Extra Tips / Checklist
- Use Static weather for setup work and tire testing — it removes variable changes that mask setup differences.
- Use Dynamic weather for race practice to learn pit timing and changing grip.
- If track temp isn’t editable, it may be calculated from air temp and cloud; raise air temp and lower cloud to increase track temp.
- Save presets with descriptive names (e.g., “NightDry_26C_5kphWind”) so teammates load the same environment.

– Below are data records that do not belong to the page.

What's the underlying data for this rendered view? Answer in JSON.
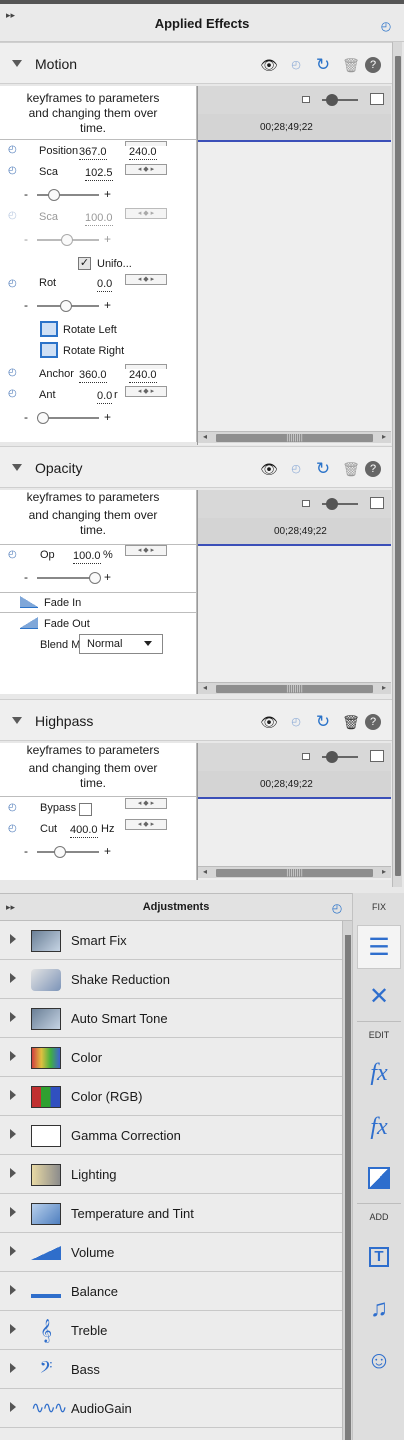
{
  "header": {
    "title": "Applied Effects"
  },
  "icons": {
    "pin": "pin-icon",
    "eye": "eye-icon",
    "reset": "reset-icon",
    "trash": "trash-icon",
    "help": "help-icon"
  },
  "common": {
    "desc_lines": [
      "keyframes to parameters",
      "and changing them over",
      "time."
    ]
  },
  "motion": {
    "name": "Motion",
    "timecode": "00;28;49;22",
    "position": {
      "label": "Position",
      "x": "367.0",
      "y": "240.0"
    },
    "scale": {
      "label": "Sca",
      "value": "102.5"
    },
    "scale_w": {
      "label": "Sca",
      "value": "100.0"
    },
    "uniform": {
      "label": "Unifo..."
    },
    "rotation": {
      "label": "Rot",
      "value": "0.0"
    },
    "rotate_left": "Rotate Left",
    "rotate_right": "Rotate Right",
    "anchor": {
      "label": "Anchor",
      "x": "360.0",
      "y": "240.0"
    },
    "anti": {
      "label": "Ant",
      "value": "0.0",
      "unit": "r"
    },
    "minus": "-",
    "plus": "+"
  },
  "opacity": {
    "name": "Opacity",
    "timecode": "00;28;49;22",
    "op": {
      "label": "Op",
      "value": "100.0",
      "unit": "%"
    },
    "fade_in": "Fade In",
    "fade_out": "Fade Out",
    "blend": {
      "label": "Blend M",
      "value": "Normal"
    }
  },
  "highpass": {
    "name": "Highpass",
    "timecode": "00;28;49;22",
    "bypass": {
      "label": "Bypass"
    },
    "cut": {
      "label": "Cut",
      "value": "400.0",
      "unit": "Hz"
    }
  },
  "adjustments": {
    "title": "Adjustments",
    "items": [
      {
        "label": "Smart Fix"
      },
      {
        "label": "Shake Reduction"
      },
      {
        "label": "Auto Smart Tone"
      },
      {
        "label": "Color"
      },
      {
        "label": "Color (RGB)"
      },
      {
        "label": "Gamma Correction"
      },
      {
        "label": "Lighting"
      },
      {
        "label": "Temperature and Tint"
      },
      {
        "label": "Volume"
      },
      {
        "label": "Balance"
      },
      {
        "label": "Treble"
      },
      {
        "label": "Bass"
      },
      {
        "label": "AudioGain"
      }
    ]
  },
  "sidebar": {
    "fix": "FIX",
    "edit": "EDIT",
    "add": "ADD",
    "fx": "fx"
  }
}
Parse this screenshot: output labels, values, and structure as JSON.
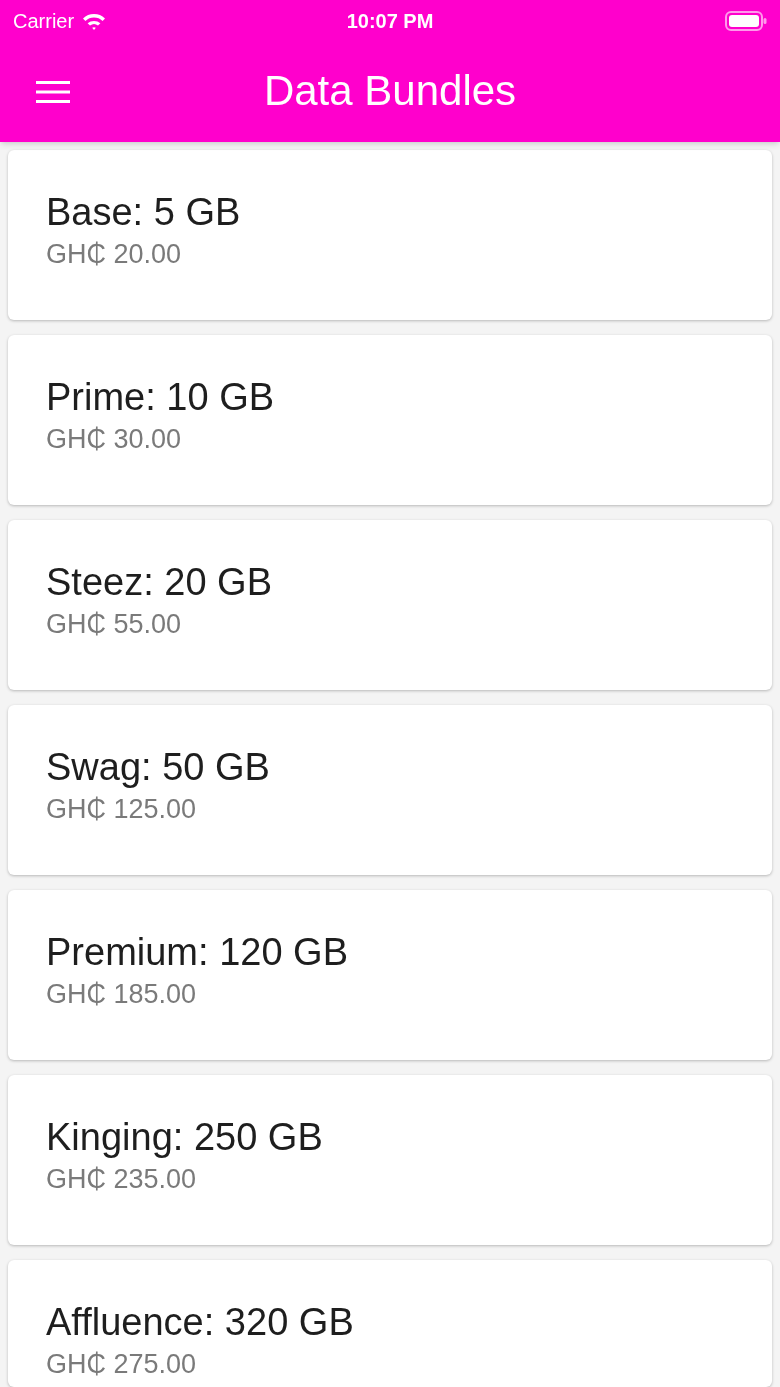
{
  "status_bar": {
    "carrier": "Carrier",
    "time": "10:07 PM"
  },
  "app_bar": {
    "title": "Data Bundles"
  },
  "bundles": [
    {
      "name": "Base: 5 GB",
      "price": "GH₵ 20.00"
    },
    {
      "name": "Prime: 10 GB",
      "price": "GH₵ 30.00"
    },
    {
      "name": "Steez: 20 GB",
      "price": "GH₵ 55.00"
    },
    {
      "name": "Swag: 50 GB",
      "price": "GH₵ 125.00"
    },
    {
      "name": "Premium: 120 GB",
      "price": "GH₵ 185.00"
    },
    {
      "name": "Kinging: 250 GB",
      "price": "GH₵ 235.00"
    },
    {
      "name": "Affluence: 320 GB",
      "price": "GH₵ 275.00"
    }
  ]
}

- Remember: Official series control weather — your custom presets do not apply to those events.
FAQs
Q: Can I use custom weather in official iRacing races?
A: No. Official series weather is set by the series organiser. Custom weather only applies to Hosted, League, and Test Drive sessions.
Q: How can I test a preset before a race?
A: Launch a short Practice or use Test Drive with the preset loaded to check grip, visibility and tire behavior.
Q: Why won’t my weather settings save?
A: Make sure you’re creating a Hosted/League session while logged into the same account, then click the Save Preset button. Presets don’t save for official sessions.
Q: Will custom weather affect my SR or iRating?
A: No — SR (Safety Rating) and iRating are tied to official races. Hosted session results don’t change those ratings.
Wrap-Up
Creating custom weather in iRacing is a session-creation step: choose Hosted/League/Test, set Static or Dynamic, tweak sliders, test, and save. For repeatable setup work use Static and save a preset — you’ll get consistent conditions and better data from every practice.